Tom Dundon, owner of the NHL franchise Carolina Hurricanes, was hailed as the savior of the Alliance of American Football in February, only to be decried as its destroyer just a month and a half later. His initial investment allowed the fledgling league to keep its doors open after two weeks of play, but he was the one who made the decision to terminate the league after eight total weeks, two shy of a complete regular season, and well before the postseason was set to begin.
With the AAF in bankruptcy, Dundon has now filed a claim, according to Dan Kaplan of The Athletic via Pro Football Talk, seeking a return of his $70 million investment by arguing that he and his associates were significantly misled on a number of issues.
For one thing, he contends in his filing that he was led to believe that his $70 million investment would in itself be sufficient to carry the league through at least its inaugural season. It would later be revealed to him that it would take roughly $120 million–$50 million more—to keep the league afloat long enough to complete the year.
Beyond that, Dundon’s party alleges that he was given the impression that his $70 million investment would, in fact, also help the AAF jumpstart into a second season, and that $55 million would be sufficient to complete the inaugural season with a substantial sum available to put the next into motion.
He claims that the league was not forthcoming about a number of other issues, including the existence of $13 million in outstanding unpaid debts and the fact that there was “ongoing threatened litigation from a past associate who claimed to be a co-founder of the League and who was suing to obtain a 50% interest in the AAF”.
That original investor was Reggie Fowler, who is now facing a possible 70-year jail sentence for bank fraud and operating an unlicensed money-transmitting business. Fowler said that he would commit $170 million to the AAF, originally, before pulling out as the season got underway, and the pending charges faced may have had something to do with it, since his liquid assets were not truly his after all.
If what Dundon claims is true, which is seemingly not incredibly unlikely given the number of things that we have learned after the fact, when that should serve as some vindication for his having been painted the villain. His decision to pull the plug was tied to an apparent demand that the league function as a true minor league for the NFL, but there was clearly much more involved than that.
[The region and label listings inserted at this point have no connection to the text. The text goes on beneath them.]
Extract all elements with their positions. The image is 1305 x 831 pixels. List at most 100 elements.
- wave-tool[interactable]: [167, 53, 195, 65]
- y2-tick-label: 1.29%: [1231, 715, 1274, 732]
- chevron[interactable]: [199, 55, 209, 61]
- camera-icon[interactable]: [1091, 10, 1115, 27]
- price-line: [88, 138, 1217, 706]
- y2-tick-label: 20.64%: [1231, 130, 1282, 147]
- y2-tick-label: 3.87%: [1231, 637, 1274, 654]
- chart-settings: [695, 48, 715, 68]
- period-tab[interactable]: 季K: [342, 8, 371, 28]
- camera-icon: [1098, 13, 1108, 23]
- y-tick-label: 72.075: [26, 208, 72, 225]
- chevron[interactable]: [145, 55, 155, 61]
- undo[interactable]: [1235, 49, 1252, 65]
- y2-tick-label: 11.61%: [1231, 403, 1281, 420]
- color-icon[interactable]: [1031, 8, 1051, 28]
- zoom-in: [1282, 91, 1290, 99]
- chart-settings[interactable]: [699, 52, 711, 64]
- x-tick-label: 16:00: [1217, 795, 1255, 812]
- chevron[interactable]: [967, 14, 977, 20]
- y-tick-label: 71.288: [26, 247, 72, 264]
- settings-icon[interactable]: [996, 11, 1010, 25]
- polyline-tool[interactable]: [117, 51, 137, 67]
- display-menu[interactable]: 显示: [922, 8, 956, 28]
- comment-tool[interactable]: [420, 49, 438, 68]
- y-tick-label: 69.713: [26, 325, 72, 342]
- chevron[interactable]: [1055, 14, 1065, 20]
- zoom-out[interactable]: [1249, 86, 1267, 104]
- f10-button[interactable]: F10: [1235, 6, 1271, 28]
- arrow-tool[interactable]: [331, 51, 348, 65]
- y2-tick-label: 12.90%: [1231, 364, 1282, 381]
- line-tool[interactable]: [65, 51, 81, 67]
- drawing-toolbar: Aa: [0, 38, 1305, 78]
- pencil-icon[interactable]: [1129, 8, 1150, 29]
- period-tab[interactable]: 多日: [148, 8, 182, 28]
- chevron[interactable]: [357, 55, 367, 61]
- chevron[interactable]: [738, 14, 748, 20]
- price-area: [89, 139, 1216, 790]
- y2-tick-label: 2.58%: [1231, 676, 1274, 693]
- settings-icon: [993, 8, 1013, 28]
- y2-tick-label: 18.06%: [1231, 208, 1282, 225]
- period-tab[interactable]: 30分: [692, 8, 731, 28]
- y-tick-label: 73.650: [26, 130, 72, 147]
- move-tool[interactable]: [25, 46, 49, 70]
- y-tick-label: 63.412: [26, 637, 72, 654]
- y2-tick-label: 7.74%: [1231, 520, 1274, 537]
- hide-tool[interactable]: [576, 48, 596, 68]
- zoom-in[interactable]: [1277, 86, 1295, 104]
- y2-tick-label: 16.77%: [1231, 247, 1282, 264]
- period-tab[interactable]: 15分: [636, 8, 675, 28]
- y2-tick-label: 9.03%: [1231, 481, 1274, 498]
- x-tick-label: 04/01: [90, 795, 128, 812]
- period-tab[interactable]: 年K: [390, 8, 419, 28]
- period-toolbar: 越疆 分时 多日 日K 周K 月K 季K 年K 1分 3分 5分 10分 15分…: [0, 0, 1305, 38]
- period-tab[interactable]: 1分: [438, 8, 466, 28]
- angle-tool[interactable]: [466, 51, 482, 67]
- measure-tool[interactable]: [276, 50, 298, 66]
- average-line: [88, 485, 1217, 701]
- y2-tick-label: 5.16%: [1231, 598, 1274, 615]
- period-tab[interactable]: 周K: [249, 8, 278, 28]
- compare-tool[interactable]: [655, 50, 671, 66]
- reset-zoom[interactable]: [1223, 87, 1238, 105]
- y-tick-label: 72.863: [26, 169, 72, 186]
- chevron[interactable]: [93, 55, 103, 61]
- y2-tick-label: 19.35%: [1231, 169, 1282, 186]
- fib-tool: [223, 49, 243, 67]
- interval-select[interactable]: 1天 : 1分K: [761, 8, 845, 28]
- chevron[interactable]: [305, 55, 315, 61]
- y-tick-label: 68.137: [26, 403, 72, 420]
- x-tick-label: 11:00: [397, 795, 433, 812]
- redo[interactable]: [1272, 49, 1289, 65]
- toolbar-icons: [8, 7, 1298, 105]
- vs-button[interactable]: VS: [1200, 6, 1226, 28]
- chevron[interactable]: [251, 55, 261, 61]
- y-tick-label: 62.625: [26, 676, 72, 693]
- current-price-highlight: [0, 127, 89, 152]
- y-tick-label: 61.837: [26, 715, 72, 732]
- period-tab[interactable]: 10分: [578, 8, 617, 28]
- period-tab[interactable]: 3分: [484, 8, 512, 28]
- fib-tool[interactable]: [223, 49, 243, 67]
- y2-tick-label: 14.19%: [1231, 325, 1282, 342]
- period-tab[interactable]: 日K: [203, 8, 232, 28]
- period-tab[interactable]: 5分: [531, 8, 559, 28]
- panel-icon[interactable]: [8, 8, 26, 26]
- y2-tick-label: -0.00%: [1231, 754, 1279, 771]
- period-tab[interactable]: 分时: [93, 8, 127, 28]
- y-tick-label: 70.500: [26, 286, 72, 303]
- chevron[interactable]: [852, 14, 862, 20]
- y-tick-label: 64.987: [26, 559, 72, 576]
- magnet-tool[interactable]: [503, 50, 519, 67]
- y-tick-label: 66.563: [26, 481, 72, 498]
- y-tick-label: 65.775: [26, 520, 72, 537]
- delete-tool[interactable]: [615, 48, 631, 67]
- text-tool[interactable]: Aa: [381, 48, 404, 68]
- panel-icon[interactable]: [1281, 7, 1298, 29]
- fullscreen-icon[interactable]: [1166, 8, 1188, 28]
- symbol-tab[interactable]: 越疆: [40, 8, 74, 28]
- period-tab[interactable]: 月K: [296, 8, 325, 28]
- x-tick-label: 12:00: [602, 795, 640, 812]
So the AAF’s original chief funder turned out to be a criminal, which wasn’t revealed until the season was getting underway, which prompted the league to mislead Dundon about the circumstances of the matter. And it was the players and those who worked for the teams that suffered the most because of all of this. I truly hope as many of them as possible can find opportunities in the XFL—if not the NFL, or in a college program, in the case of coaches and employees.